Capitolo 37

213 6 0
                                    

Non sapevo per quale cavolo di motivo, un semplice pugno tirato da due adolescenti contro delle stronze, potesse mettere in mezzo degli avvocati. Pensavo che tutto venisse deciso semplicemente dai giudici della federazione di atletica.

Giorgio mi telefonò dopo la riunione in federazione dicendo che i genitori di Giulia e di Asia volevano sporgere denuncia contro noi due, indipendentemente da quello che avrebbe deciso la federazione. Per loro era un fatto personale. Fortuna che a quanto pareva quelli della federazione ci sostenevano e avevano provveduto a fornirci un avvocato. Quindi io e Samuele dovevamo recarci fino a Roma il giorno dopo per incontrare questo avvocato.

Ci vollero tre ore interminabili di treno, in cui nessuno dei due disse una parola, persino mio padre che ci accompagnava rimase tutto il viaggio con gli occhi fissi fuori dal finestrino.

Appena scesi dal treno, uscimmo dalla stazione. Roma è una città affollatissima, fermammo un taxi e mio padre comunicò l'indirizzo della nostra destinazione. Non era molto distante dalla stazione. Solo che Roma è un caos.

Arrivati agli uffici della federazione, una segretaria ci accompagnò alla zona giudiziaria. Bussò a una porta e una donna rispose dall'interno.

Aprimmo la porta mentre la segretaria si allontanava. Davanti ci trovammo un' avvocatessa donna sulla quarantina d'anni, alta e dal fisico molto tonico, probabilmente un'ex atleta.

Ci fece accomodare, ci scambiammo qualche convenevole, poi lei tirò un sospiro. Io ero agitatissimo. Mi sentivo come se stessero per darmi una sentenza di morte.

Cominciò chiedendo a Samuele di raccontare i fatti dal suo punto di vista e lui lo fece. All'inizio la sua voce era un po' incerta, non sapeva bene come doveva comportarsi e quali parole usare. Ma più continuava, più la sua voce diventava meno incerta, come se si stesse rilassando. Io non lo stavo nemmeno ad ascoltare. Ero troppo assorto nei miei pensieri. Sentivo solo la cadenza della sua voce.

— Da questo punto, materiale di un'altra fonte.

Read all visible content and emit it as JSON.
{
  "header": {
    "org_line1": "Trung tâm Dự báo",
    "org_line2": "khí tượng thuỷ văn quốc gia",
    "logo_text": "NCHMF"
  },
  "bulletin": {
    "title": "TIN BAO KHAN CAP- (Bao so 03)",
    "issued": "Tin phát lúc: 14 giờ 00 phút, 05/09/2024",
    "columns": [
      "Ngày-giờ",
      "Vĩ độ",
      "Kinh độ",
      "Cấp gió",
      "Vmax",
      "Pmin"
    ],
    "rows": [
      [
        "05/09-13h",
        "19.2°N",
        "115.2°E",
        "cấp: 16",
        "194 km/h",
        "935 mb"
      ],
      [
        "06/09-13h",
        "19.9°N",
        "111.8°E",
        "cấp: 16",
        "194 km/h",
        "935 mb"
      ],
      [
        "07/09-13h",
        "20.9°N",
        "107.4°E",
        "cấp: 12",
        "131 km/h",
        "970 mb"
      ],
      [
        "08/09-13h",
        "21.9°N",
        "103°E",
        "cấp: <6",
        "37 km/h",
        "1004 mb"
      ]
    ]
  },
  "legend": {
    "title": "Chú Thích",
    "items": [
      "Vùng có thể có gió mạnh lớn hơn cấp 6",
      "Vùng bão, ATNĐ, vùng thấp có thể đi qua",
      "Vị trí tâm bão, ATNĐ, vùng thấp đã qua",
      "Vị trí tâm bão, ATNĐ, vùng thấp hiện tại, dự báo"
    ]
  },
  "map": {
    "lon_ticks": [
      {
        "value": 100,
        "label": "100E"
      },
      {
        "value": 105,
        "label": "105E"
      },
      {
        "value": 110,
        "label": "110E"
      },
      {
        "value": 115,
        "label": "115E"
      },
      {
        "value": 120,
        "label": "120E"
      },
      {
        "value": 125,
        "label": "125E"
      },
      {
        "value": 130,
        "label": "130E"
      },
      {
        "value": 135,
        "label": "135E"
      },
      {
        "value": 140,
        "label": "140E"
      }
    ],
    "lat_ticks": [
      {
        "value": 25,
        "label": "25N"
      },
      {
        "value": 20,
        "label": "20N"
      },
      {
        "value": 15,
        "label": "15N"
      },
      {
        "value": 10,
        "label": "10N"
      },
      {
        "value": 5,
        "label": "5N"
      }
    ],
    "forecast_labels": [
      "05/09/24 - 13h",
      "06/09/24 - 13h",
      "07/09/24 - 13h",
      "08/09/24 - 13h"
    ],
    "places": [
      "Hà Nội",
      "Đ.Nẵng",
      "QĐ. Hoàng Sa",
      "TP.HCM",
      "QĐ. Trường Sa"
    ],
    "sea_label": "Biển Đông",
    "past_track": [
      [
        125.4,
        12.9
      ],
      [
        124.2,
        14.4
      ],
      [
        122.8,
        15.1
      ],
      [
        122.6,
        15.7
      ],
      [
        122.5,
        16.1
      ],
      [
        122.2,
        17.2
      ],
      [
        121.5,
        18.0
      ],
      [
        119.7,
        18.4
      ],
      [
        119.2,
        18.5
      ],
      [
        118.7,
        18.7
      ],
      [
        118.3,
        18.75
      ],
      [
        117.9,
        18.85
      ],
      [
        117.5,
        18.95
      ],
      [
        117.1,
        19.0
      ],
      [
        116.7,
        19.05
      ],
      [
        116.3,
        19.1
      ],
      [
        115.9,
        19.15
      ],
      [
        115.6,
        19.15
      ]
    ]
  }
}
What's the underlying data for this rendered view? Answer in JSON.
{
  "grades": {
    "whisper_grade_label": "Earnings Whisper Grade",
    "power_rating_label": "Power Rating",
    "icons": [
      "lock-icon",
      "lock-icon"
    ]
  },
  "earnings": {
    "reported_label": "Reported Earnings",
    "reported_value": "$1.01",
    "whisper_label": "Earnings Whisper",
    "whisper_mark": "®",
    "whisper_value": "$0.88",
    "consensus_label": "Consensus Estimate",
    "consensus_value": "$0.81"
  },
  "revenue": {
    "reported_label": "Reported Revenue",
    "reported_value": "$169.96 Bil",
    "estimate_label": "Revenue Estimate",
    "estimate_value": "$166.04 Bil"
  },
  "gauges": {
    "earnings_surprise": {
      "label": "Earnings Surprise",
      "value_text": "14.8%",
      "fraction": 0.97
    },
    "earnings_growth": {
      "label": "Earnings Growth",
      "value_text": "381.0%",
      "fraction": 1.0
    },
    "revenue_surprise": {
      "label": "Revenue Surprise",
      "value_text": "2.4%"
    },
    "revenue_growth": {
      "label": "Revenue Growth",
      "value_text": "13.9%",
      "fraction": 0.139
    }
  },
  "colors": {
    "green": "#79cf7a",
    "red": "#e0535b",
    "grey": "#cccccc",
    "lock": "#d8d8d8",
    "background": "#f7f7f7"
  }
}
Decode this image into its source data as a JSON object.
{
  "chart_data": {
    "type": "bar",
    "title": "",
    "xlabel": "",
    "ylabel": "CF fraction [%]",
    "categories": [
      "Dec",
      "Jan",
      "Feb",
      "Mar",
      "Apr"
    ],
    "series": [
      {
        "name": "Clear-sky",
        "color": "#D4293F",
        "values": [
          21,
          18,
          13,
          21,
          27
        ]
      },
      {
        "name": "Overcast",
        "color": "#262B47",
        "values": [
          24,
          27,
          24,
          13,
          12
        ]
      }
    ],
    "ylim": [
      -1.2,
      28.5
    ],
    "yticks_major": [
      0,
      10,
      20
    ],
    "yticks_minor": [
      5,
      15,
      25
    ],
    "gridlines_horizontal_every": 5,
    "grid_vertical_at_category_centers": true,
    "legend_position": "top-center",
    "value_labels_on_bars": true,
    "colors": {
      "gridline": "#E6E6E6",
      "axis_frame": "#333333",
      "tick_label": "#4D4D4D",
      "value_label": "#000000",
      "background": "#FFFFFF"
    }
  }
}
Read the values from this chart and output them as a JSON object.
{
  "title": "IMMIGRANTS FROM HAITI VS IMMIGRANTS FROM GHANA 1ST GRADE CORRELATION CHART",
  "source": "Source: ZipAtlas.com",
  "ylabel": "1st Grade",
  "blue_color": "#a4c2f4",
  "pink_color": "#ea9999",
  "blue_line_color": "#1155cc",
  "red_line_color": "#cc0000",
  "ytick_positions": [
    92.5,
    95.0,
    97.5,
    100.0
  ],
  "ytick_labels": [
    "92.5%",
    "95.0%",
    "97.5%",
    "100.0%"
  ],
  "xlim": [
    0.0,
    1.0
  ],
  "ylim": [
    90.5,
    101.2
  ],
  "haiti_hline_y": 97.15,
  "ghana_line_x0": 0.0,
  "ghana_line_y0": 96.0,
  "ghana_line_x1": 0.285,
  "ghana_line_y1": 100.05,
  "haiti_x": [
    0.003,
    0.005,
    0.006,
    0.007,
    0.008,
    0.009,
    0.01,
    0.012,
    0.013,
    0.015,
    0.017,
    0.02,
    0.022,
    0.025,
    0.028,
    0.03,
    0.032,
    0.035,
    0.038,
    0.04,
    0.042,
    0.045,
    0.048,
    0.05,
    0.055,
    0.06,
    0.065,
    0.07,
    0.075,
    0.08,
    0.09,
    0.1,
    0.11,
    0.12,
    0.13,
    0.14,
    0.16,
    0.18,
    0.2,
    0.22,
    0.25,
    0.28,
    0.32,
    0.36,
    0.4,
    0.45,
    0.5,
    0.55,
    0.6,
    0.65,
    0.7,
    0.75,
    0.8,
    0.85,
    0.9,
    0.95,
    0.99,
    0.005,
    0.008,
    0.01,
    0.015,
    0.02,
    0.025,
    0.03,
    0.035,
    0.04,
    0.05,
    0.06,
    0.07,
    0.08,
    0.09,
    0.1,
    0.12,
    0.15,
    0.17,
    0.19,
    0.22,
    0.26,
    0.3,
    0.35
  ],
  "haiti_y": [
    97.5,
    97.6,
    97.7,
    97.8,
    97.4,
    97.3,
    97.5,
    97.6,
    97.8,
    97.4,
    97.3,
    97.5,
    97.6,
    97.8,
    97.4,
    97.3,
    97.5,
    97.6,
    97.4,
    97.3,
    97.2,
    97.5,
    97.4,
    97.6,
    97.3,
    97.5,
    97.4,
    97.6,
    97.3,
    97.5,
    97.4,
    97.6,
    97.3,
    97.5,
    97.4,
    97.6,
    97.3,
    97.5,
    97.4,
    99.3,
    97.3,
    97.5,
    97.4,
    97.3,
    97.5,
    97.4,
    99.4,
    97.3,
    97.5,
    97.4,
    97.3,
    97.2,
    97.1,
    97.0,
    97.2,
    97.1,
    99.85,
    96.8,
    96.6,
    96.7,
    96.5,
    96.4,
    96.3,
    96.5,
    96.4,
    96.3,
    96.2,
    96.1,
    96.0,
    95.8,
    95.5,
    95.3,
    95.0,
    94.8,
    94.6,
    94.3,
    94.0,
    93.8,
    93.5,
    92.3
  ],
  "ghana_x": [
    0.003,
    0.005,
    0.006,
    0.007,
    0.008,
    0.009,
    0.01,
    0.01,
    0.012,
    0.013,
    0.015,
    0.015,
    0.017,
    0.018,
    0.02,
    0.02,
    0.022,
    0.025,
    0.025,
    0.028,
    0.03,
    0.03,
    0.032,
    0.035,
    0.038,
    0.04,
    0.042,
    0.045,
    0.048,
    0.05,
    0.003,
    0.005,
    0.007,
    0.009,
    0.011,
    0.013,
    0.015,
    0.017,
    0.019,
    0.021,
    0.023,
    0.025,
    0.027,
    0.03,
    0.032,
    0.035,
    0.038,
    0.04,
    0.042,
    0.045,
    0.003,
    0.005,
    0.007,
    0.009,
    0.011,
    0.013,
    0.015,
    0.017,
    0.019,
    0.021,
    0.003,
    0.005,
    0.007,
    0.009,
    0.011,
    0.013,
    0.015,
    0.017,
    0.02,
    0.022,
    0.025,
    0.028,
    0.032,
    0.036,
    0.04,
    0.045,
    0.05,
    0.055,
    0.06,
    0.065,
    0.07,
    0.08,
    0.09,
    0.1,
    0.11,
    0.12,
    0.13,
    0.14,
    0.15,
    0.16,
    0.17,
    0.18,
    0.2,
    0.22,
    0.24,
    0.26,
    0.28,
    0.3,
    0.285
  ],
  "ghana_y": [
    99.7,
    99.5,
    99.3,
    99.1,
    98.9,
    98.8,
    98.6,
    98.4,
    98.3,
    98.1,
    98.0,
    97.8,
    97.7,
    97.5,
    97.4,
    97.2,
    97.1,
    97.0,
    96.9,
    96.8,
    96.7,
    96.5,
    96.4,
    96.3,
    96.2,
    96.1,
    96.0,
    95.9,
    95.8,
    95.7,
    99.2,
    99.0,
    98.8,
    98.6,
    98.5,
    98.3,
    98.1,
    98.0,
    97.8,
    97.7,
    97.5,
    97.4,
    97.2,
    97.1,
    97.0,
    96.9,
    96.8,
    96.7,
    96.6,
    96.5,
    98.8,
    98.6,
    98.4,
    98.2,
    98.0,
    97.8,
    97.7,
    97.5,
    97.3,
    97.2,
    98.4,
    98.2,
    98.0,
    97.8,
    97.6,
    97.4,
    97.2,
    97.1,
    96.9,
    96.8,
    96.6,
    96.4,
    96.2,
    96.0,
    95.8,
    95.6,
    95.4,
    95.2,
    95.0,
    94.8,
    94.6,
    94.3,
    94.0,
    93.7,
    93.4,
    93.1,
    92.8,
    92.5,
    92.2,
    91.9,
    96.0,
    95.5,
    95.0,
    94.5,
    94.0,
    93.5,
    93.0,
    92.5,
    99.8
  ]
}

-Lorenzo Longhi vorrei sentire la tua versione- mi si rivolse all'improvviso l'avvocatessa.

-Samuele ha detto tutto- dissi guardando solo lei.

Non so se ero pronto a raccontare quella storia, negli ultimi giorni continuavo a riviverla nella mia mente e questo mi aveva portato a soffrire di insonnia e incubi. L'avvocatessa poi mi sembrava una donna molto fredda, a cui in realtà non interessava nulla del nostro caso.

-Vorrei sapere le ragioni del pugno contro Giulia Gatto- l'avvocatessa non ammetteva il mio silenzio, ma raccontare la verità in quel caso, per me significava dover parlare anche di Anna.

-Penso che lei lo sappia- le risposi freddamente.

-Forse, ciò non toglie che hai commesso un errore che potrebbe costarti una denuncia, anche se a mio parere è una stupidaggine in confronto a quello in cui sono coinvolte le due ragazze che avete colpito- più che una semplice domanda, mi sembrava che l'avvocatessa mi stesse impartendo un ordine.

-Giulia Gatto non è mai riuscita a battere A...- mi bloccai al solo percepire il nome di Anna sulle mie labbra -la mia compagna di squadra e non ha mai digerito questo. In particolare il sentimento si è inasprito dalle nomine per i campionati mondiali per le quali lei è rimasta esclusa. E questa sua rabbia e frustrazione deve essere esplosa quando la sua acerrima avversaria ha vinto la medaglia d'argento-.

-Fin qui c'ero arrivata anche io, ma perché tu hai colpito proprio lei e non Asia?-.

-Perché era quella che aveva cominciato per prima- dissi. Ma ripensandoci non sapevo nemmeno io perché avessi scelto Giulia come bersaglio rispetto ad Asia.

-Secondo te chi delle due ha architettato tutto?-.

-Non lo so, sono entrambe cattive e invidiose, solo che...- e mi fermai non sapendo come continuare la frase.